Hypocotyl Lengths of Arabidopsis Seedlings Expressing Chimeric Phytochromes under Weak R. (A) Hypocotyl lengths of seedlings grown under weak R (0.005 μmol/m²/s) for 5 d. The hypocotyl lengths are presented relative to the dark (D). Data are the means ± se (n = 25). Ler, Landsberg erecta. (B) The relationship between hypocotyl length under weak R (ordinate) and protein expression levels (abscissa) in independent transgenic lines (see Supplemental Figure 9 online for enlarged views). Expression levels were estimated as for Figure 2C and are expressed in units relative to endogenous phyB. The hypocotyl lengths are presented relative to the dark. Data are the means ± se (n = 25). WT, the wild type. (C) Fluence rate response curves for the inhibition of hypocotyl elongation under continuous R (cR).
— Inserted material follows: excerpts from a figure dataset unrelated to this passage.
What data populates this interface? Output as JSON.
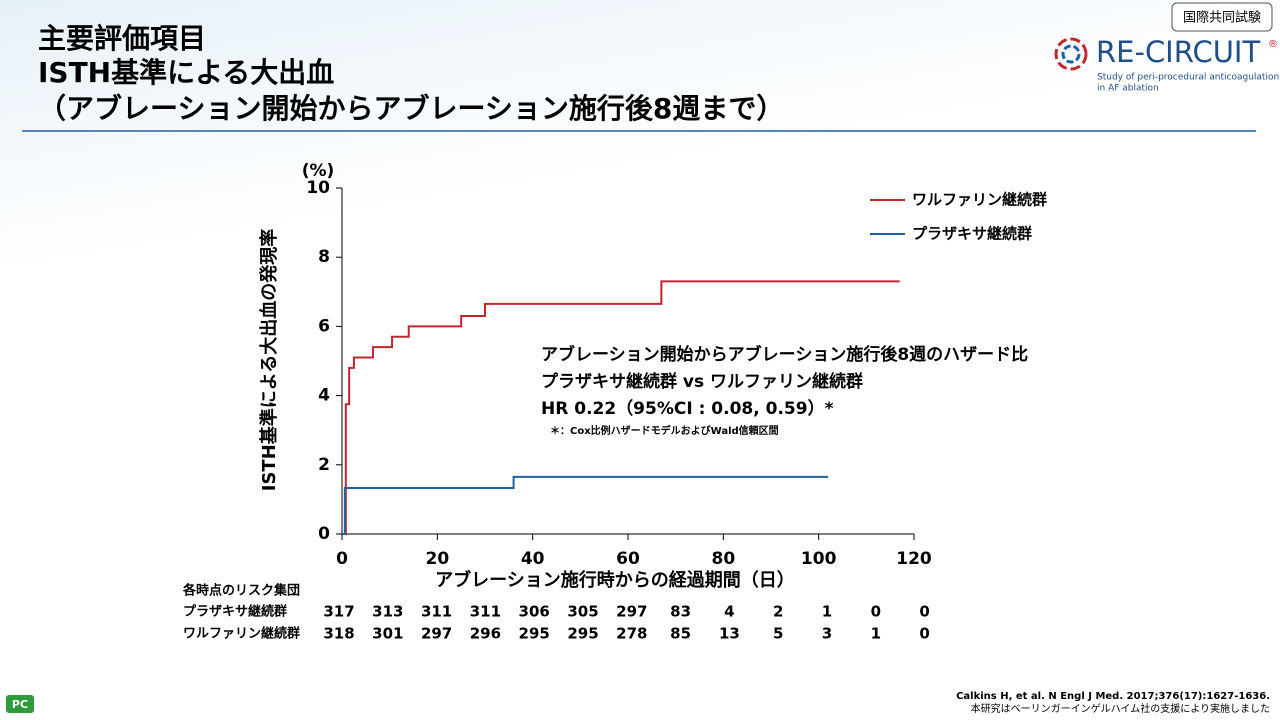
{
  "header": {
    "title_lines": [
      "主要評価項目",
      "ISTH基準による大出血",
      "（アブレーション開始からアブレーション施行後8週まで）"
    ],
    "badge": "国際共同試験",
    "logo": {
      "name": "RE-CIRCUIT",
      "mark": "®",
      "subtitle_lines": [
        "Study of peri-procedural anticoagulation",
        "in AF ablation"
      ]
    }
  },
  "chart_data": {
    "type": "step",
    "y_unit": "(%)",
    "y_label": "ISTH基準による大出血の発現率",
    "x_label": "アブレーション施行時からの経過期間（日）",
    "xlim": [
      0,
      120
    ],
    "xticks": [
      0,
      20,
      40,
      60,
      80,
      100,
      120
    ],
    "ylim": [
      0,
      10
    ],
    "yticks": [
      0,
      2,
      4,
      6,
      8,
      10
    ],
    "legend": "top-right",
    "series": [
      {
        "name": "ワルファリン継続群",
        "color": "#c0262d",
        "x": [
          0,
          0.8,
          1.5,
          2.5,
          6.5,
          10.5,
          14,
          25,
          30,
          67,
          117
        ],
        "values": [
          0,
          3.75,
          4.8,
          5.1,
          5.4,
          5.7,
          6.0,
          6.3,
          6.65,
          7.3,
          7.3
        ]
      },
      {
        "name": "プラザキサ継続群",
        "color": "#1f5fa6",
        "x": [
          0,
          0.6,
          36,
          102
        ],
        "values": [
          0,
          1.33,
          1.65,
          1.65
        ]
      }
    ],
    "annotation_lines": [
      "アブレーション開始からアブレーション施行後8週のハザード比",
      "プラザキサ継続群 vs ワルファリン継続群",
      "HR 0.22（95%CI : 0.08, 0.59）*"
    ],
    "annotation_note": "＊：Cox比例ハザードモデルおよびWald信頼区間"
  },
  "risk_table": {
    "title": "各時点のリスク集団",
    "rows": [
      {
        "label": "プラザキサ継続群",
        "values": [
          317,
          313,
          311,
          311,
          306,
          305,
          297,
          83,
          4,
          2,
          1,
          0,
          0
        ]
      },
      {
        "label": "ワルファリン継続群",
        "values": [
          318,
          301,
          297,
          296,
          295,
          295,
          278,
          85,
          13,
          5,
          3,
          1,
          0
        ]
      }
    ]
  },
  "footer": {
    "icon": "PC",
    "citation": "Calkins H, et al. N Engl J Med. 2017;376(17):1627-1636.",
    "support": "本研究はベーリンガーインゲルハイム社の支援により実施しました"
  }
}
Seedlings were grown for 5 d under various fluence rates of R. The hypocotyl lengths are presented relative to D. Data are the means ± se (n = 25).

Figure 8.

The Structural Basis for Each phyA-Specific Function. N, N-terminal extension (1 to 78); PAS, PAS domain (79 to 185); GAF, GAF domain (218 to 402); PHY, PHY domain (413 to 593). The four small rectangles in the figure indicate the chromophores. The most and second-most important components of each phyA-specific function are indicated by black and gray lines, respectively.